Wat gaf het een gedoe en wat een ergernissen,
wanneer men, door een uitgekozen trein te missen,
weer tijden wachten moest voor men zijn treintje had.
De boel liep in de war, de man die men wou spreken
was weg uit zijn kantoor. Er was een kans verkeken
op het programma van bezoeken in de stad.
Men trooste aan ’t station dat over ’n uur een tweede,
en ook zeer snelle trein beslist kwam voorgereden,
maar onderwijl was ik verschrikkelijk gedupeerd.
Wàt heb ik, in dien tijd, ontstemd en ongeduldig,
gedacht: dit spoorverkeer is allerminst veelvuldig,
en aldus langs ’t perron wat heen en weer gebeerd.
En thans… och beste man… Het mag geen treinreis heeten,
ik heb mijn spoorgids al een jaar of wat vergeten,
het is geen tocht zelfs van Den Haag naar Amsterdam.
‘k Ga op de bonnefooi ’t station in, en ik hoor ‘es
wanneer een trein vertrekt, of dat hij al reeds voor is.

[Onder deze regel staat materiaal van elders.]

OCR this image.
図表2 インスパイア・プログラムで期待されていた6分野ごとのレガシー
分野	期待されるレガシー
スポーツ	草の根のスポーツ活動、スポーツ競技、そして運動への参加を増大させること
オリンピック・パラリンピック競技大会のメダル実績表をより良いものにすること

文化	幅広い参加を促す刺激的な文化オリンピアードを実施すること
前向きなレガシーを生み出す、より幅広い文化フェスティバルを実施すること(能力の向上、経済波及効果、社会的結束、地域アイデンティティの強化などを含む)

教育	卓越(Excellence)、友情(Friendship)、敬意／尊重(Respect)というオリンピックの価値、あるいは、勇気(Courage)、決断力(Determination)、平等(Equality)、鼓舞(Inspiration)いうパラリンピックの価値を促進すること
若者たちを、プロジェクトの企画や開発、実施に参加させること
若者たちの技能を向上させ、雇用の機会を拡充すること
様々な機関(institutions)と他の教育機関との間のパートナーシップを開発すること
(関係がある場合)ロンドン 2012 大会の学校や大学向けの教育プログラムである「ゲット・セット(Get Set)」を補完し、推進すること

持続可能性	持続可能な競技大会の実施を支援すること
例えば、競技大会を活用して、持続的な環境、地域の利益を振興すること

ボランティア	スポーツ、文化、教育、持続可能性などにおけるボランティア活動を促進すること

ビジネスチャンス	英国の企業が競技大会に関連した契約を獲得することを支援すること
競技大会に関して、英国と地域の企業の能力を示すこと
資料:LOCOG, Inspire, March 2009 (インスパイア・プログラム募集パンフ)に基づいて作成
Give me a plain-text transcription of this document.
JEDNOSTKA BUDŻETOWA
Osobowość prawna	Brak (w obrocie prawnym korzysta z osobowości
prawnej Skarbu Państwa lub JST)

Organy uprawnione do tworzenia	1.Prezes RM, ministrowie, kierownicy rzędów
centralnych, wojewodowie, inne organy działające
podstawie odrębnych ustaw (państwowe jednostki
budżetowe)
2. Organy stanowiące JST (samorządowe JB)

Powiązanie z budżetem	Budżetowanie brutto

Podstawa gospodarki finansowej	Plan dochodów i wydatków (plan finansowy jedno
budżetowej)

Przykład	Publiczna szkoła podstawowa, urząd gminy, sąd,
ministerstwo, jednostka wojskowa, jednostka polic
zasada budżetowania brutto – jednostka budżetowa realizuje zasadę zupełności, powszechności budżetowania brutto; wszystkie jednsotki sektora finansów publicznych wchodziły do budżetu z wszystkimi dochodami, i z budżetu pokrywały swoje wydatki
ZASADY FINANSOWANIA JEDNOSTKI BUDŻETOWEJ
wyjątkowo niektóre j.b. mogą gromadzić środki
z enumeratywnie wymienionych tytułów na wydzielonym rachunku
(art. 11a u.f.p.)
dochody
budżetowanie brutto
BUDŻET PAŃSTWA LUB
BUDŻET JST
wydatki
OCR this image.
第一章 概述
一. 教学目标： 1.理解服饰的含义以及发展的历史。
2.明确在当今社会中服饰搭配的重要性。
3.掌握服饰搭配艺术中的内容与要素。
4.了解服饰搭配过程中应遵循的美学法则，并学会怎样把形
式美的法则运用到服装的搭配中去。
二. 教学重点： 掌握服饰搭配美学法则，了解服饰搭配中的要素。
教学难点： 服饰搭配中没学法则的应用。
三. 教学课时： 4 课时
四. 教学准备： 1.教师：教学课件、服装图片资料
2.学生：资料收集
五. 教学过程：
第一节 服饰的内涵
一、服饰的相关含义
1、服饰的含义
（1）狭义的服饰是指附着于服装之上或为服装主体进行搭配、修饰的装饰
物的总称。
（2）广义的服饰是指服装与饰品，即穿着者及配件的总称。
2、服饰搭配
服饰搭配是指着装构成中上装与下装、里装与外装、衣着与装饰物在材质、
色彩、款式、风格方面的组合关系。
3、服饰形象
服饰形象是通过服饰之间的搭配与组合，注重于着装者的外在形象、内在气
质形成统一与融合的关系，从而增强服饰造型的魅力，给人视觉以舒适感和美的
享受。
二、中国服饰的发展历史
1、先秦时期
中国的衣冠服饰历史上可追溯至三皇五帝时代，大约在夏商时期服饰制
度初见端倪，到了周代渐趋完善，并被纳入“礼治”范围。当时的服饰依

En ik beschouw het als een ritje met de tram.
Men ziet geen menschen meer, met kranten en met boeken,
naar ’t beste plaatsje en het mooiste hoekje zoeken.
Want elke plaats is goed en men is zoo in stad.
Er is bij het vertrek geen haast of consternatie
en ’t reisje geeft niet eens den tijd tot conversatie
om alles wat er heeft gestaan in ’t ochtendblad.

Zoo heb ik dezen trein in tramweg zien verkeeren.
De menschen gaan maar zoo eens even heen en weer, en
wanneer men komt dan is er dadelijk een trein.
Geen afspraak gaat er meer door een verzuim verloren
en wie in deze tram nog spreken durft van sporen
die moet wel onbekend met lange reizen zijn.
De klanten van de tram, die dagelijks reizen moeten,
hoort men elkander met een enkel woord begroeten,
de gansche sfeer verraadt een zekere huiselijkheid,
die niets meer heeft van samen in een spoortrein reizen,
maar analoog is aan de doodgewone wijze
waarop men in dezelfde tram de stad door rijdt…
Twee steden zijn aldus elkander na gekomen.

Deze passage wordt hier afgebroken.